The NYT's Non-Salon Strategy

I've read and re-read Clark Hoyt's Public Editor piece in Sunday's New York Times several times now, and I keep coming away feeling like something big is missing. Some might call it a nut graf.

His column seems intended to explain why the Times is letting a freelancer use its name to solicit support on Spot.Us for a story about the Great Pacific Garbage Patch. Hoyt suggests that the collaboration is part of a broader trend among newspapers to seek outside support for newsgathering costs.

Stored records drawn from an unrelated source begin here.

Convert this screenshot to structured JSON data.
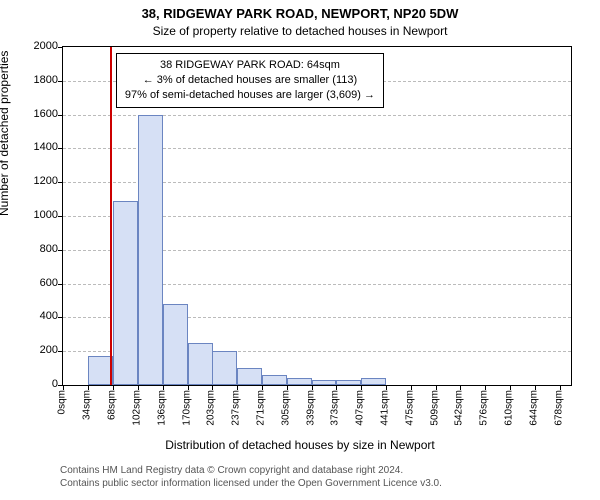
{
  "title_line1": "38, RIDGEWAY PARK ROAD, NEWPORT, NP20 5DW",
  "title_line2": "Size of property relative to detached houses in Newport",
  "ylabel": "Number of detached properties",
  "xlabel": "Distribution of detached houses by size in Newport",
  "attribution_line1": "Contains HM Land Registry data © Crown copyright and database right 2024.",
  "attribution_line2": "Contains public sector information licensed under the Open Government Licence v3.0.",
  "chart": {
    "type": "histogram",
    "background_color": "#ffffff",
    "grid_color": "#bbbbbb",
    "axis_color": "#000000",
    "bar_fill": "#d6e0f5",
    "bar_stroke": "#6b85c1",
    "marker_color": "#cc0000",
    "x_min": 0,
    "x_max": 693,
    "bin_width": 34,
    "y_min": 0,
    "y_max": 2000,
    "y_tick_step": 200,
    "x_ticks": [
      0,
      34,
      68,
      102,
      136,
      170,
      203,
      237,
      271,
      305,
      339,
      373,
      407,
      441,
      475,
      509,
      542,
      576,
      610,
      644,
      678
    ],
    "x_tick_unit": "sqm",
    "bins_start": [
      0,
      34,
      68,
      102,
      136,
      170,
      203,
      237,
      271,
      305,
      339,
      373,
      407
    ],
    "counts": [
      0,
      170,
      1090,
      1600,
      480,
      250,
      200,
      100,
      60,
      40,
      30,
      30,
      40
    ],
    "marker_x": 64,
    "callout": {
      "line1": "38 RIDGEWAY PARK ROAD: 64sqm",
      "line2": "← 3% of detached houses are smaller (113)",
      "line3": "97% of semi-detached houses are larger (3,609) →"
    },
    "title_fontsize": 13,
    "subtitle_fontsize": 12,
    "axis_label_fontsize": 12,
    "tick_fontsize": 11
  }
}
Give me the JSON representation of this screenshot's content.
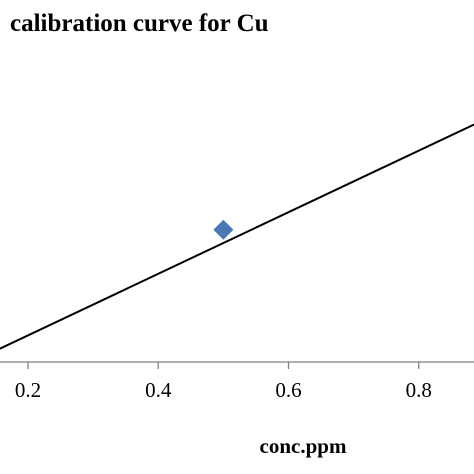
{
  "chart_data": {
    "type": "scatter",
    "title": "calibration curve for Cu",
    "xlabel": "conc.ppm",
    "ylabel": "",
    "xlim": [
      0.15,
      0.93
    ],
    "ylim": [
      0,
      1
    ],
    "x_ticks": [
      0.2,
      0.4,
      0.6,
      0.8
    ],
    "x_tick_labels": [
      "0.2",
      "0.4",
      "0.6",
      "0.8"
    ],
    "series": [
      {
        "type": "scatter",
        "marker": "diamond",
        "color": "#4a78b4",
        "points": [
          {
            "x": 0.5,
            "y": 0.535
          }
        ]
      },
      {
        "type": "trendline",
        "color": "#000000",
        "points": [
          {
            "x": 0.15,
            "y": 0.29
          },
          {
            "x": 0.93,
            "y": 0.776
          }
        ]
      }
    ],
    "grid": false,
    "legend": "none"
  }
}
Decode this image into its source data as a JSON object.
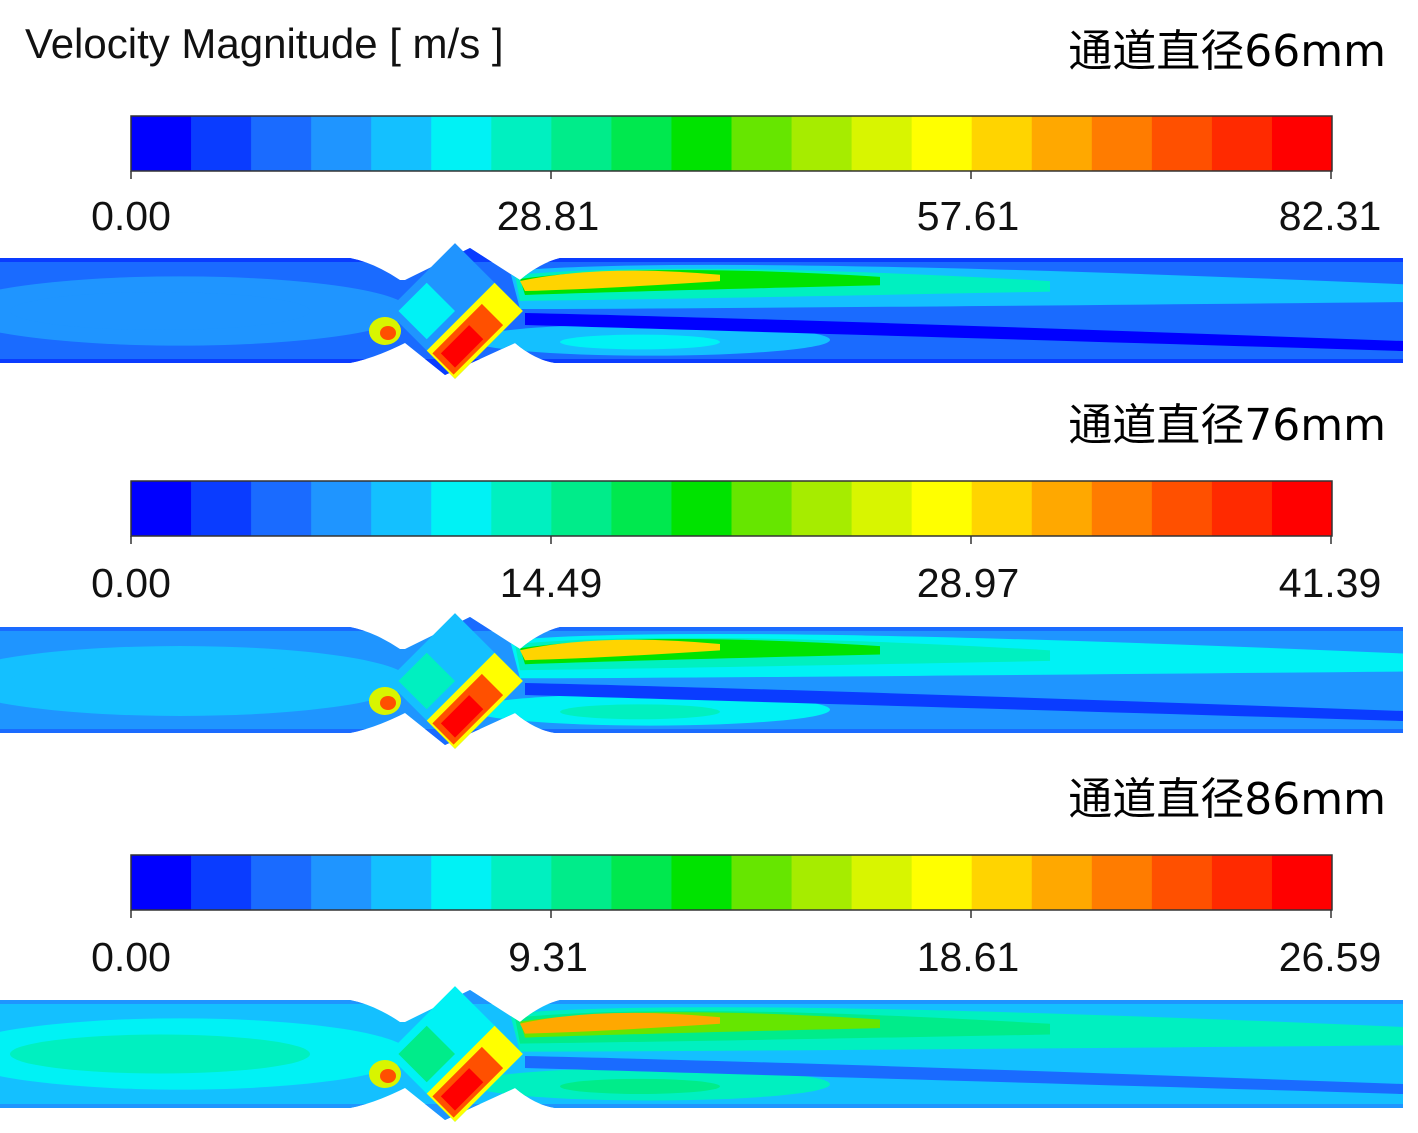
{
  "title": "Velocity Magnitude [ m/s ]",
  "colormap": [
    "#0000ff",
    "#0a3cff",
    "#1a6bff",
    "#1f95ff",
    "#14c0ff",
    "#00f2f5",
    "#00f0c0",
    "#00ec8a",
    "#00e84e",
    "#00e300",
    "#66e600",
    "#a6ec00",
    "#d8f500",
    "#ffff00",
    "#ffd400",
    "#ffa800",
    "#ff7c00",
    "#ff5000",
    "#ff2a00",
    "#ff0000"
  ],
  "panels": [
    {
      "label": "通道直径66mm",
      "ticks": [
        "0.00",
        "28.81",
        "57.61",
        "82.31"
      ],
      "range": [
        0,
        82.31
      ]
    },
    {
      "label": "通道直径76mm",
      "ticks": [
        "0.00",
        "14.49",
        "28.97",
        "41.39"
      ],
      "range": [
        0,
        41.39
      ]
    },
    {
      "label": "通道直径86mm",
      "ticks": [
        "0.00",
        "9.31",
        "18.61",
        "26.59"
      ],
      "range": [
        0,
        26.59
      ]
    }
  ]
}
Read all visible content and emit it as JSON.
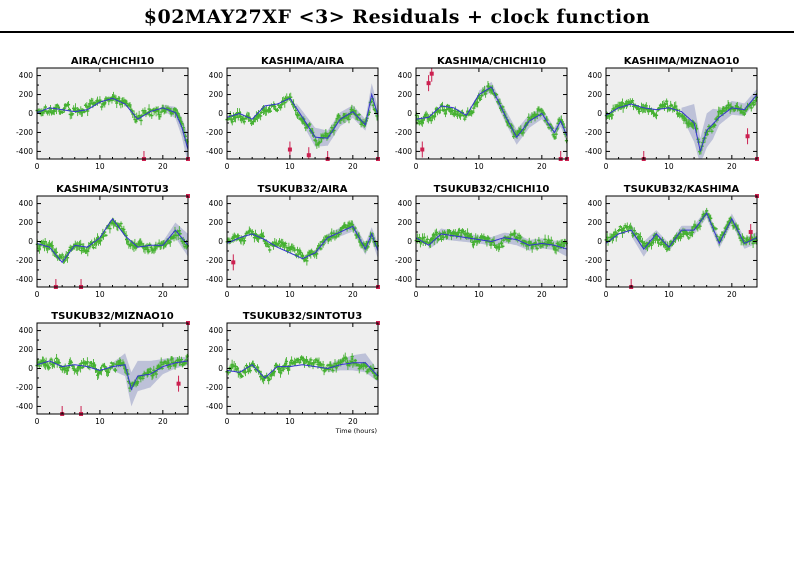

Hoyt then outlines what is clearly a deliberate strategy of partnering with the nonprofit sector, though he never says as much. In addition to the Spot.Us example, Hoyt also discusses the possibility of soliciting philanthropic support for the Times' science coverage, and he trumpets work done with ProPublica. But he never ties them together for us. When I'm done reading the piece, I'm still dying to know why the Times has chosen this path - what are the pros, the cons, the unknowns? Somebody somewhere in the Times' management must have had this kind of discussion. At least I hope they have.

Instead, Hoyt casts the Times' actions against those of The Washington Post and its marketing department's misbegotten plan to host pricey, off-the-record salons for lobbyists, administration officials and reporters. Why go there? It comes off as petty. And by implication, it puts the Times' nonprofit partnerships in the same basket of "new relationships" as the salon fiasco.